Annual Checkups That No One Should Skip
At the beginning of every new year, people always plan to eat healthier, exercise more, taking better care of their health and other courageous resolutions. And yet, if not careful, they can rapidly go back into the daily routine they had a year before without even realizing it. It is important to strive for resolutions that are achievable and realistic instead of trying to reach impossible goals that may remain mere desires. Putting them into practice is the key to becoming happier, healthier and feel like you’ve achieved what you wished for at the end of the year.
The easiest step to make, before changing your diet or establishing a sustainable exercising program, is setting up an appointment with your doctor. A doctor is the one person who can give you a thorough medical examination and eliminate any worries or negative thoughts that might wander in your head. They are the ones who will advise you to get your annual checkups and screening done. These tests will give you details about your current health status and will identify potential health problems before they aggravate. This article will present a few of the checkups that all people should do at least once a year to make sure that their health status is on the right track.

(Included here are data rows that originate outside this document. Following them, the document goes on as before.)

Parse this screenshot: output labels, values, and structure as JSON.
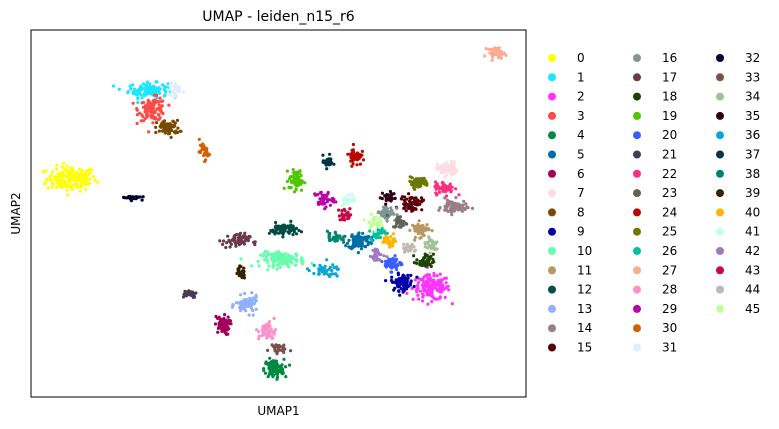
{
  "chart_data": {
    "type": "scatter",
    "title": "UMAP - leiden_n15_r6",
    "xlabel": "UMAP1",
    "ylabel": "UMAP2",
    "xticks": "none",
    "yticks": "none",
    "grid": false,
    "legend_placement": "right-outside",
    "legend_columns": 3,
    "series": [
      {
        "name": "0",
        "color": "#ffff00",
        "clusters": [
          [
            -10.2,
            4.1,
            1.0,
            0.6,
            160
          ]
        ]
      },
      {
        "name": "1",
        "color": "#1ce6ff",
        "clusters": [
          [
            -6.8,
            8.8,
            0.8,
            0.35,
            110
          ]
        ]
      },
      {
        "name": "2",
        "color": "#ff34ff",
        "clusters": [
          [
            5.8,
            -1.7,
            0.75,
            0.6,
            150
          ]
        ]
      },
      {
        "name": "3",
        "color": "#ff4a46",
        "clusters": [
          [
            -6.6,
            7.8,
            0.55,
            0.55,
            110
          ]
        ]
      },
      {
        "name": "4",
        "color": "#008941",
        "clusters": [
          [
            -1.2,
            -6.0,
            0.4,
            0.45,
            110
          ]
        ]
      },
      {
        "name": "5",
        "color": "#006fa6",
        "clusters": [
          [
            2.6,
            0.8,
            0.45,
            0.4,
            90
          ]
        ]
      },
      {
        "name": "6",
        "color": "#a30059",
        "clusters": [
          [
            -3.5,
            -3.7,
            0.3,
            0.45,
            70
          ]
        ]
      },
      {
        "name": "7",
        "color": "#ffdbe5",
        "clusters": [
          [
            6.5,
            4.6,
            0.4,
            0.35,
            60
          ]
        ]
      },
      {
        "name": "8",
        "color": "#7a4900",
        "clusters": [
          [
            -5.9,
            6.8,
            0.45,
            0.35,
            70
          ]
        ]
      },
      {
        "name": "9",
        "color": "#0000a6",
        "clusters": [
          [
            4.5,
            -1.4,
            0.45,
            0.4,
            80
          ]
        ]
      },
      {
        "name": "10",
        "color": "#63ffac",
        "clusters": [
          [
            -0.8,
            -0.2,
            0.9,
            0.35,
            110
          ]
        ]
      },
      {
        "name": "11",
        "color": "#b79762",
        "clusters": [
          [
            5.3,
            1.4,
            0.35,
            0.35,
            50
          ]
        ]
      },
      {
        "name": "12",
        "color": "#004d43",
        "clusters": [
          [
            -0.8,
            1.4,
            0.55,
            0.3,
            70
          ]
        ]
      },
      {
        "name": "13",
        "color": "#8fb0ff",
        "clusters": [
          [
            -2.4,
            -2.6,
            0.45,
            0.4,
            70
          ]
        ]
      },
      {
        "name": "14",
        "color": "#997d87",
        "clusters": [
          [
            6.8,
            2.6,
            0.5,
            0.35,
            70
          ]
        ]
      },
      {
        "name": "15",
        "color": "#5a0007",
        "clusters": [
          [
            4.9,
            2.8,
            0.45,
            0.35,
            60
          ]
        ]
      },
      {
        "name": "16",
        "color": "#809693",
        "clusters": [
          [
            3.8,
            2.3,
            0.4,
            0.35,
            50
          ]
        ]
      },
      {
        "name": "17",
        "color": "#6a3a4c",
        "clusters": [
          [
            -2.9,
            0.8,
            0.55,
            0.35,
            60
          ]
        ]
      },
      {
        "name": "18",
        "color": "#1b4400",
        "clusters": [
          [
            5.5,
            -0.3,
            0.35,
            0.35,
            40
          ]
        ]
      },
      {
        "name": "19",
        "color": "#4fc601",
        "clusters": [
          [
            -0.2,
            4.0,
            0.3,
            0.5,
            60
          ]
        ]
      },
      {
        "name": "20",
        "color": "#3b5dff",
        "clusters": [
          [
            4.1,
            -0.4,
            0.35,
            0.35,
            50
          ]
        ]
      },
      {
        "name": "21",
        "color": "#4a3b53",
        "clusters": [
          [
            -5.0,
            -2.0,
            0.35,
            0.2,
            40
          ]
        ]
      },
      {
        "name": "22",
        "color": "#ff2f80",
        "clusters": [
          [
            6.4,
            3.6,
            0.4,
            0.3,
            60
          ]
        ]
      },
      {
        "name": "23",
        "color": "#61615a",
        "clusters": [
          [
            4.4,
            1.8,
            0.3,
            0.3,
            30
          ]
        ]
      },
      {
        "name": "24",
        "color": "#ba0900",
        "clusters": [
          [
            2.4,
            5.3,
            0.25,
            0.45,
            50
          ]
        ]
      },
      {
        "name": "25",
        "color": "#6b7900",
        "clusters": [
          [
            5.2,
            3.9,
            0.45,
            0.25,
            60
          ]
        ]
      },
      {
        "name": "26",
        "color": "#00c2a0",
        "clusters": [
          [
            3.4,
            1.2,
            0.3,
            0.3,
            30
          ]
        ]
      },
      {
        "name": "27",
        "color": "#ffaa92",
        "clusters": [
          [
            8.7,
            10.8,
            0.35,
            0.25,
            40
          ]
        ]
      },
      {
        "name": "28",
        "color": "#ff90c9",
        "clusters": [
          [
            -1.5,
            -4.0,
            0.35,
            0.45,
            50
          ]
        ]
      },
      {
        "name": "29",
        "color": "#b903aa",
        "clusters": [
          [
            1.0,
            3.0,
            0.4,
            0.4,
            40
          ]
        ]
      },
      {
        "name": "30",
        "color": "#d16100",
        "clusters": [
          [
            -4.3,
            5.5,
            0.2,
            0.35,
            30
          ]
        ]
      },
      {
        "name": "31",
        "color": "#ddefff",
        "clusters": [
          [
            -5.6,
            8.8,
            0.25,
            0.4,
            30
          ]
        ]
      },
      {
        "name": "32",
        "color": "#000035",
        "clusters": [
          [
            -7.5,
            3.1,
            0.35,
            0.1,
            30
          ]
        ]
      },
      {
        "name": "33",
        "color": "#7b4f4b",
        "clusters": [
          [
            -1.1,
            -4.9,
            0.35,
            0.25,
            30
          ]
        ]
      },
      {
        "name": "34",
        "color": "#a1c299",
        "clusters": [
          [
            5.8,
            0.6,
            0.35,
            0.35,
            30
          ]
        ]
      },
      {
        "name": "35",
        "color": "#300018",
        "clusters": [
          [
            3.9,
            3.1,
            0.3,
            0.3,
            30
          ]
        ]
      },
      {
        "name": "36",
        "color": "#0aa6d8",
        "clusters": [
          [
            1.0,
            -0.8,
            0.7,
            0.3,
            40
          ]
        ]
      },
      {
        "name": "37",
        "color": "#013349",
        "clusters": [
          [
            1.2,
            5.0,
            0.2,
            0.3,
            30
          ]
        ]
      },
      {
        "name": "38",
        "color": "#00846f",
        "clusters": [
          [
            1.5,
            1.0,
            0.3,
            0.3,
            30
          ]
        ]
      },
      {
        "name": "39",
        "color": "#372101",
        "clusters": [
          [
            -2.7,
            -0.9,
            0.2,
            0.3,
            25
          ]
        ]
      },
      {
        "name": "40",
        "color": "#ffb500",
        "clusters": [
          [
            4.0,
            0.8,
            0.3,
            0.3,
            30
          ]
        ]
      },
      {
        "name": "41",
        "color": "#c2ffed",
        "clusters": [
          [
            2.1,
            3.0,
            0.3,
            0.3,
            25
          ]
        ]
      },
      {
        "name": "42",
        "color": "#a079bf",
        "clusters": [
          [
            3.4,
            0.0,
            0.3,
            0.3,
            25
          ]
        ]
      },
      {
        "name": "43",
        "color": "#cc0744",
        "clusters": [
          [
            2.0,
            2.2,
            0.3,
            0.3,
            25
          ]
        ]
      },
      {
        "name": "44",
        "color": "#c0b9b2",
        "clusters": [
          [
            4.8,
            0.4,
            0.3,
            0.3,
            25
          ]
        ]
      },
      {
        "name": "45",
        "color": "#c2ff99",
        "clusters": [
          [
            3.2,
            1.8,
            0.3,
            0.3,
            25
          ]
        ]
      }
    ]
  }
}
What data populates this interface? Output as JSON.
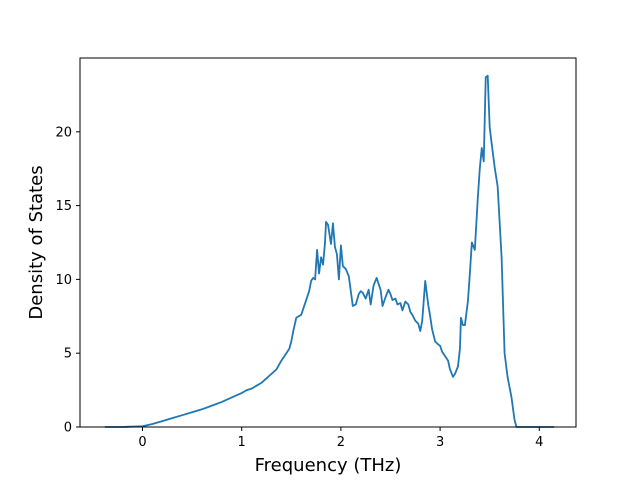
{
  "chart_data": {
    "type": "line",
    "xlabel": "Frequency (THz)",
    "ylabel": "Density of States",
    "xlim": [
      -0.63,
      4.37
    ],
    "ylim": [
      0,
      25.0
    ],
    "x_ticks": [
      0,
      1,
      2,
      3,
      4
    ],
    "y_ticks": [
      0,
      5,
      10,
      15,
      20
    ],
    "x_tick_labels": [
      "0",
      "1",
      "2",
      "3",
      "4"
    ],
    "y_tick_labels": [
      "0",
      "5",
      "10",
      "15",
      "20"
    ],
    "grid": false,
    "legend": "none",
    "line_color": "#1f77b4",
    "series": [
      {
        "x": [
          -0.38,
          -0.2,
          0.0,
          0.1,
          0.2,
          0.3,
          0.4,
          0.5,
          0.6,
          0.7,
          0.8,
          0.9,
          1.0,
          1.05,
          1.1,
          1.15,
          1.2,
          1.25,
          1.3,
          1.35,
          1.4,
          1.45,
          1.48,
          1.5,
          1.52,
          1.55,
          1.6,
          1.62,
          1.65,
          1.68,
          1.7,
          1.72,
          1.74,
          1.76,
          1.78,
          1.8,
          1.82,
          1.84,
          1.85,
          1.87,
          1.9,
          1.92,
          1.94,
          1.96,
          1.98,
          2.0,
          2.02,
          2.05,
          2.08,
          2.1,
          2.12,
          2.15,
          2.18,
          2.2,
          2.22,
          2.25,
          2.28,
          2.3,
          2.33,
          2.36,
          2.4,
          2.42,
          2.45,
          2.48,
          2.5,
          2.52,
          2.55,
          2.57,
          2.6,
          2.62,
          2.65,
          2.68,
          2.7,
          2.72,
          2.75,
          2.78,
          2.8,
          2.82,
          2.85,
          2.88,
          2.9,
          2.92,
          2.95,
          2.98,
          3.0,
          3.02,
          3.05,
          3.08,
          3.1,
          3.13,
          3.15,
          3.18,
          3.2,
          3.21,
          3.23,
          3.25,
          3.28,
          3.3,
          3.32,
          3.35,
          3.38,
          3.4,
          3.42,
          3.44,
          3.46,
          3.48,
          3.5,
          3.52,
          3.55,
          3.58,
          3.62,
          3.65,
          3.68,
          3.72,
          3.75,
          3.77,
          3.8,
          3.9,
          4.0,
          4.15
        ],
        "y": [
          0,
          0,
          0.05,
          0.2,
          0.4,
          0.6,
          0.8,
          1.0,
          1.2,
          1.45,
          1.7,
          2.0,
          2.3,
          2.5,
          2.6,
          2.8,
          3.0,
          3.3,
          3.6,
          3.9,
          4.5,
          5.0,
          5.3,
          5.8,
          6.5,
          7.4,
          7.6,
          8.0,
          8.6,
          9.2,
          9.9,
          10.1,
          10.0,
          12.0,
          10.4,
          11.5,
          11.0,
          12.5,
          13.9,
          13.7,
          12.4,
          13.8,
          12.2,
          11.7,
          10.0,
          12.3,
          10.9,
          10.7,
          10.2,
          9.2,
          8.2,
          8.3,
          9.0,
          9.2,
          9.1,
          8.7,
          9.3,
          8.3,
          9.6,
          10.1,
          9.3,
          8.2,
          8.8,
          9.3,
          9.0,
          8.6,
          8.7,
          8.3,
          8.4,
          7.9,
          8.5,
          8.3,
          7.8,
          7.6,
          7.2,
          7.0,
          6.5,
          7.2,
          9.9,
          8.3,
          7.5,
          6.6,
          5.8,
          5.6,
          5.5,
          5.1,
          4.8,
          4.5,
          3.9,
          3.4,
          3.6,
          4.1,
          5.3,
          7.4,
          6.9,
          6.9,
          8.5,
          10.4,
          12.5,
          12.0,
          15.5,
          17.5,
          18.9,
          18.0,
          23.7,
          23.8,
          20.3,
          19.2,
          17.6,
          16.3,
          11.5,
          5.0,
          3.4,
          2.0,
          0.5,
          0,
          0,
          0,
          0,
          0
        ]
      }
    ]
  }
}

Not all people are the same
The tests that a person should run can be influenced by factors such as age, medical history, gender, and risk factors. The risk factors include lifestyle habits that can heighten the effects of a disease such as consuming alcohol or smoking. If a person is more likely to develop a disease because of genetic factors such as a medical history of cancer, more tests and checkups might be required over the years.
This being said, the number of annual checkups can vary from one person to another. The time frame can also differ if physicians recommend running tests more often. The checkups and screening exams listed here are the most common ones, but each patient is unique and might need a different set. To rest assured, ask your doctor what tests are recommended based on your particular situation.
The most common blood tests
After performing a general medical exam, blood tests will follow. Choosing a clinic that runs both blood tests and performs different medical exams is the best choice because you can have everything checked in one single place. For instance, the services of Emu Health are diverse enough to run full body tests. Another recommendation would be to run tests yearly at the same clinic to establish a well-documented medical history. The blood tests that should be run annually are:
One of the tests that can’t miss from your annual checkups is represented by glycemia. For healthy persons, the glucose level in blood shouldn’t exceed 100 mg / dL. When a higher value occurs, repeating the blood test is required. If the values are still high after several tests, the patient becomes suspect for diabetes. Extensive analysis is recommended in such a situation to figure out if diabetes is indeed the diagnosis.
The lipid profile is a set of tests that are meant to identify if there is any sign of coronary artery disease. This profile set includes tests such as cholesterol (both HDL and LDL) and triglycerides. LDL cholesterol is the one that affects the arterial walls. The main consequence of having a high LDL cholesterol is an increased risk of ischemic stroke or myocardial infarction. HDL cholesterol prevents LDL cholesterol from depositing on the blood vessel walls. As for triglycerides, they are associated with a lower risk of developing cardiovascular diseases.
- Complete Blood Count (CBC)
This complex set will provide information about the following parameters: white blood cell count, erythrocyte count, hemoglobin concentration, hematocrit, erythrocyte index, platelet count, and platelet count. The hemogram is a basic screening test, being one of the most commonly required. Analyzing hematological parameters brings valuable information that helps the doctor to detect certain malfunctions in the life cycle of blood cells, acute, chronic, or allergic infections, and to suggest, if necessary, an additional set of blood tests.
- Erythrocyte Sedimentation Rate (ESR)
ESR refers to the rate of sedimentation of the red blood, which are those cells that carry oxygen from the lungs to the tissues in the body. The higher the sedimentation of the hematite, the higher the ESR. This can indicate a condition that is not visible because it doesn’t show any signs. The doctor will recommend the analysis when suspecting an inflammation, infection or autoimmune disease. ESR won’t establish a diagnosis, but it will tell the doctor that the patient is suspect of an unknown condition, which will require extensive analysis to provide a precise diagnosis.
Routine screening exams
Screenings are usually less needed because they are complex health examinations that are required when the blood tests determine that something is wrong or if the person presents symptoms that aren’t normal. The most common screening tests are:
The ECH (electrocardiogram) is a simple and valuable test that records the electrical activity of a patient’s heart and gives the doctor the needed indications on how the heart behaves: rhythm, frequency, and beats. Most heart diseases alter the appearance of ECG, thus requiring more investigations.
It is the main screening method due to the lack of hurt and speed of diagnosis. By ultrasound, changes can be seen in how organs work and are viewed in real time (useful in heart, digestive, urinary tract). It can detect various changes in organ structure (tumor formation or organ pain).
It is a radiological examination of the breast tissue that can detect changes at a structural level long before signs or symptoms occur. It is recommended for women over 50 years of age.